The prognosis of gout is good if it is treated early, and if the person maintains a healthy lifestyle with modification of their individual risk factors.



The classic picture of an acute gouty attack, is sudden, excruciating, unexpected and burning pain. There will also be swelling, redness, warmth, and stiffness in the joint. In approximately 75% of first episodes, gout usually attacks the big toe.

Laboratory Findings

A definitive diagnosis of gout is made from light microscopy of the fluid aspirated from the joint. The fluid demonstrates intracellular negatively bi-refringent monosodium urate crystals and polymorphonuclear leukocytes in the synovial fluid. Although hyperuricemia is a common feature of gout, a high uric acid level does not necessarily mean a person will develop gout.


An x-ray is done when gout is suspected to rule out other abnormalities of the bone that may be causing the pain. Most commonly in gout, the x-ray will show no abnormalities, or a small amount of soft tissue swelling.


Medical Therapy

The first goal of therapy when treating gout, is pain relief. This can be acheived with NSAIDs, and oral or intra-articular glucocorticoids. If colchicine is given, it should be taken within the first 12 hours of the attack. Other, less standard methods of treatment include the use of hemorrhoidal ointment, ice, increasing mobility, and acetazolamide.

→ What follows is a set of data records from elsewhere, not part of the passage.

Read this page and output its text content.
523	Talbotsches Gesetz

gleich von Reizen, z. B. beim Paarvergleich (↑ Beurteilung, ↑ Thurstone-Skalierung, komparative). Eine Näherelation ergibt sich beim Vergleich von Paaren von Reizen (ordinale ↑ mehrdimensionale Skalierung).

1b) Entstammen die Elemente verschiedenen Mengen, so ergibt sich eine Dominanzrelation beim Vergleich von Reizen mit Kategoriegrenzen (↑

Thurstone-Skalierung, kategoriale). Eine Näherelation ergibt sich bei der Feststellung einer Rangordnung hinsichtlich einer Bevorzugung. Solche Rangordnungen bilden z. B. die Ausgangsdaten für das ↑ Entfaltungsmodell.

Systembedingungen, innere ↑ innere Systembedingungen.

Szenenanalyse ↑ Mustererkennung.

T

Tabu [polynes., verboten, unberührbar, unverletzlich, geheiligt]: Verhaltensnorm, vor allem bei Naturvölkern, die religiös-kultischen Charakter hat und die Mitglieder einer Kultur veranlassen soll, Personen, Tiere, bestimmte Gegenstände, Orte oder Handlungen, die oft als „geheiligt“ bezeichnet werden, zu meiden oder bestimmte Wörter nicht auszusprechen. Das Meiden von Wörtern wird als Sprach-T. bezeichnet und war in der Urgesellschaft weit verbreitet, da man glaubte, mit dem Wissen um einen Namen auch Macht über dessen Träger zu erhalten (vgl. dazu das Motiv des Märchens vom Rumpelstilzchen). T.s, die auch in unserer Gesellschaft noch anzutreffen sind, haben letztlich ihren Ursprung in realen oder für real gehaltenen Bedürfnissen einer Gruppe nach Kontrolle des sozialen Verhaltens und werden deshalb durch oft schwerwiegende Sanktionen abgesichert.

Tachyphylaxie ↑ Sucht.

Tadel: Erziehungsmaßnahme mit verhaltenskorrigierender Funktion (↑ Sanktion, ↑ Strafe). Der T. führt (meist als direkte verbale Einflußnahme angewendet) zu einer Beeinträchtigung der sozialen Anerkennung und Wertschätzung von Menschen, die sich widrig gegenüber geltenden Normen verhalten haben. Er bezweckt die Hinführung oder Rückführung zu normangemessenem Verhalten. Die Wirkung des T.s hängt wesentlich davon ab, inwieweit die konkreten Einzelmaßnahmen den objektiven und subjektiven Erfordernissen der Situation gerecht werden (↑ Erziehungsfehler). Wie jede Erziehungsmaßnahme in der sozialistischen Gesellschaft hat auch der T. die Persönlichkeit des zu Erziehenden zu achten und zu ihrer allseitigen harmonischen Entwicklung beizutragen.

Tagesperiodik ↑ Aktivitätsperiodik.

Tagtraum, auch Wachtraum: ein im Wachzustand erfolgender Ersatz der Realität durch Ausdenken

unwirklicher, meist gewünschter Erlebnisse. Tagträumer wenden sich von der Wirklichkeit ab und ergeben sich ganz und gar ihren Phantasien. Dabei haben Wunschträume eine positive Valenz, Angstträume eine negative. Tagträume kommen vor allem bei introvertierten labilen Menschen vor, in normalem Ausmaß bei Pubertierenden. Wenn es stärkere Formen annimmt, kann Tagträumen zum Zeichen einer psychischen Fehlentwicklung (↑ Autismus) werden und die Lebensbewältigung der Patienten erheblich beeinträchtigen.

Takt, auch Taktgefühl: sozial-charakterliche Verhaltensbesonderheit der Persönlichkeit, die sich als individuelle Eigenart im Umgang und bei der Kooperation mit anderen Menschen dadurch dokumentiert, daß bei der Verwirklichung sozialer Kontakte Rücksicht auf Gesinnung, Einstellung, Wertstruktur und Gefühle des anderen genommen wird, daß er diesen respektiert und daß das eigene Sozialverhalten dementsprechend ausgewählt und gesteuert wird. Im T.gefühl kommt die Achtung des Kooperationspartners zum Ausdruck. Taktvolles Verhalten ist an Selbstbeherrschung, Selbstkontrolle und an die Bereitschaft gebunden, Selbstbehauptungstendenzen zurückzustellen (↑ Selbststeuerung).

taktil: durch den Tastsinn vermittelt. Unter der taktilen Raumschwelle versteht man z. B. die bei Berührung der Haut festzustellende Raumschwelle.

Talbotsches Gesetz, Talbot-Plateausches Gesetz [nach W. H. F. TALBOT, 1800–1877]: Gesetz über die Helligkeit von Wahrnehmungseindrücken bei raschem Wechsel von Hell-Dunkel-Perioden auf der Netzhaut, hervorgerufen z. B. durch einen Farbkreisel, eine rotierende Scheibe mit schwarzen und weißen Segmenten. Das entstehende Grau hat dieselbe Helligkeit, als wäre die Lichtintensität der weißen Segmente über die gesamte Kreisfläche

For extreme cases of gout, surgery may be necessary to remove large tophi and correct joint deformity.

Secondary Prevention

There are several methods used to prevent a re-occurrence of gout. Dietary changes include reducing the intake of foods that increase the levels of purine in blood, such as protein and alcohol. Several foods, and vitamin C have been thought to decrease the levels of purine in the blood. Modification of the risk factors for gout has been shown to also be beneficial in reducing the reoccurrence of gout. There are medications which can increase the excretion of uric acid, and reduce uric acid levels through other mechanisms.